De Naam van onze God… (II)

11 Mozes zei echter tegen God: Wie ben ik, dat ik naar de farao zou gaan en de Israëlieten uit Egypte zou leiden? 12 En Hij zei: Voorzeker, Ik zal met u zijn, en dit zal voor u het teken zijn dat Ik u gezonden heb: Als u het volk uit Egypte geleid hebt, zult u God dienen op deze berg. 13 En Mozes zei tegen God: Zie, wanneer ik bij de Israëlieten kom en tegen hen zeg: De God van uw vaderen heeft mij naar u toe gezonden, en zij mij zeggen: Wat is Zijn Naam? Wat moet ik dan tegen hen zeggen? (Uit Exodus 3)
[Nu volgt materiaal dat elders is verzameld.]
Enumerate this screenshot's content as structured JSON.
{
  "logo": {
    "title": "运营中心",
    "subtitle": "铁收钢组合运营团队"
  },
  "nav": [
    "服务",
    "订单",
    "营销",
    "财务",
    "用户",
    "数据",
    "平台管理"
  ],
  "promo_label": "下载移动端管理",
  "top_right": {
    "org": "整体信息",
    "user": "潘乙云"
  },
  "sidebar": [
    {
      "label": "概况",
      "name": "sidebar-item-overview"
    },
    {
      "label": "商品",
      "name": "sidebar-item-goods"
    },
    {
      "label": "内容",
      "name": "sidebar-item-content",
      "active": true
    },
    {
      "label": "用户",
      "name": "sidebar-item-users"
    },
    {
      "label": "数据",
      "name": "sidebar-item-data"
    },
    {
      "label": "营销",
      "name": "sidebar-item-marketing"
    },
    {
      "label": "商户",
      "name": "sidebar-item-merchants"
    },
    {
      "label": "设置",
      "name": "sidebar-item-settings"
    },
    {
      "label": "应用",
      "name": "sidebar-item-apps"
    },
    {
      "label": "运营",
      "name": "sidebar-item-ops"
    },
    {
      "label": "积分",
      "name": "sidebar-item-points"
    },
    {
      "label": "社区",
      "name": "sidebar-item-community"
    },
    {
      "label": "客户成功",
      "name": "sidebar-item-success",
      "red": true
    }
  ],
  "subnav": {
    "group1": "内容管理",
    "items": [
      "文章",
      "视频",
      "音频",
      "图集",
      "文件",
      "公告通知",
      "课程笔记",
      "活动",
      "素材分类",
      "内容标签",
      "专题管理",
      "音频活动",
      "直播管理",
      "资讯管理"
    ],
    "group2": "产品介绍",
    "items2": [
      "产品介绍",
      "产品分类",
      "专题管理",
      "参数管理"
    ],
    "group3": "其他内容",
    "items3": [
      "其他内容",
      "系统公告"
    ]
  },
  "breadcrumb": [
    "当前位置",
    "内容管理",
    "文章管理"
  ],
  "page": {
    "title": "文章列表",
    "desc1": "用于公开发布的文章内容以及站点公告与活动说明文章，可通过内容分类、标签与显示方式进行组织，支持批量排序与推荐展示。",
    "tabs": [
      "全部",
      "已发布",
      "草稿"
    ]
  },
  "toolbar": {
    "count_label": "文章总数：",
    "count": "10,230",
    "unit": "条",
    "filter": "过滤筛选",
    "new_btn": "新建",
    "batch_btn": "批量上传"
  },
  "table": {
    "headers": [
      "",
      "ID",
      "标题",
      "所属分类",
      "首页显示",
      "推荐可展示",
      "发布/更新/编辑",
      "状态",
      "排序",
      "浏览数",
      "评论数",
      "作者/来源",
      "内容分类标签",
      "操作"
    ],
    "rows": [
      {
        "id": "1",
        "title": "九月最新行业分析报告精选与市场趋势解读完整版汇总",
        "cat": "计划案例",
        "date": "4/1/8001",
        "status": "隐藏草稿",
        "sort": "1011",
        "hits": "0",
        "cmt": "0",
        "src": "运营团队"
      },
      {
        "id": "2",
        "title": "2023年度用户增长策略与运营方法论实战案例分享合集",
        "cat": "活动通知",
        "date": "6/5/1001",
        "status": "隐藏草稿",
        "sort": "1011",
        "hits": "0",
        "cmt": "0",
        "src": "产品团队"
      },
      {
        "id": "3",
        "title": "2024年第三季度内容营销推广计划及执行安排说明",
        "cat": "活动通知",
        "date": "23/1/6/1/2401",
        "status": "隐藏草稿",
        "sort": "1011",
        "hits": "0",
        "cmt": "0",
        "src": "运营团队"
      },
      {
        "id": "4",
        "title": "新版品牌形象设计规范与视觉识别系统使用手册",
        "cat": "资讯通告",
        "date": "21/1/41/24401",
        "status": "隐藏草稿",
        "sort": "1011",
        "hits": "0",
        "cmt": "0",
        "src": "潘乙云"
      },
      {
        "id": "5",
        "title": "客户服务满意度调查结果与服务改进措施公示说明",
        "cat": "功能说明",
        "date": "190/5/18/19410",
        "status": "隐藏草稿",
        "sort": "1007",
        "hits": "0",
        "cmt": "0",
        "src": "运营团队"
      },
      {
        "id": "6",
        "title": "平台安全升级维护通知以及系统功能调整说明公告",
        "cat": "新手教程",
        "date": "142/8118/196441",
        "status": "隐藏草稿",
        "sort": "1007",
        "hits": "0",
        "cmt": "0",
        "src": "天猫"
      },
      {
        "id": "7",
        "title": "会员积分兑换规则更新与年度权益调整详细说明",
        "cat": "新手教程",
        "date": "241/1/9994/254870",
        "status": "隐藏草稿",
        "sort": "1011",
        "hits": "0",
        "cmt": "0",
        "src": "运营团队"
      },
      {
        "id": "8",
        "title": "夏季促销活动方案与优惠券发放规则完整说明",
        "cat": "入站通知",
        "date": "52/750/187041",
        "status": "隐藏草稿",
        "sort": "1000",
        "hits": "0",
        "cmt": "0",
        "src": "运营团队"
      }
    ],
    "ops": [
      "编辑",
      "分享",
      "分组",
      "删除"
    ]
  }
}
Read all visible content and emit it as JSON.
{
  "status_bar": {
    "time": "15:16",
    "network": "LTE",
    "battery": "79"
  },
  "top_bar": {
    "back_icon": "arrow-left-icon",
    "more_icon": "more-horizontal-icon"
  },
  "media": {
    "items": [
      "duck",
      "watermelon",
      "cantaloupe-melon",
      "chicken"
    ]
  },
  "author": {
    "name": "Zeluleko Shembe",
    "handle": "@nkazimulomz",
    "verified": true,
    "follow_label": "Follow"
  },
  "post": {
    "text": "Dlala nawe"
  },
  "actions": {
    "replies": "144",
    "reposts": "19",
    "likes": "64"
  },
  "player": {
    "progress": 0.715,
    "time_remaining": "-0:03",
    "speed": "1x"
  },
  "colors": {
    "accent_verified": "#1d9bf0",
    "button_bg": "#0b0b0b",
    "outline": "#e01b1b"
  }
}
Gods eerste antwoord, bestemd voor Mozes, luidde aldus: ,,Ik zal zeker (met u) zijn”. Of: „Ik zal Mij stellig (bij u) aanwezig betonen”. Op een van déze manieren kan men het antwoord Gods van Exodus 3 : 14a namelijk het best vertalen.
De Staten Vertaling had: ,,Ik zal zijn, die Ik zijn zal”, de NBG heeft: „Ik ben, die Ik ben”. Laten we evenwel nuchter constateren, dat dit geen Nederlands is, waar een gewoon mens iets van begrijpt.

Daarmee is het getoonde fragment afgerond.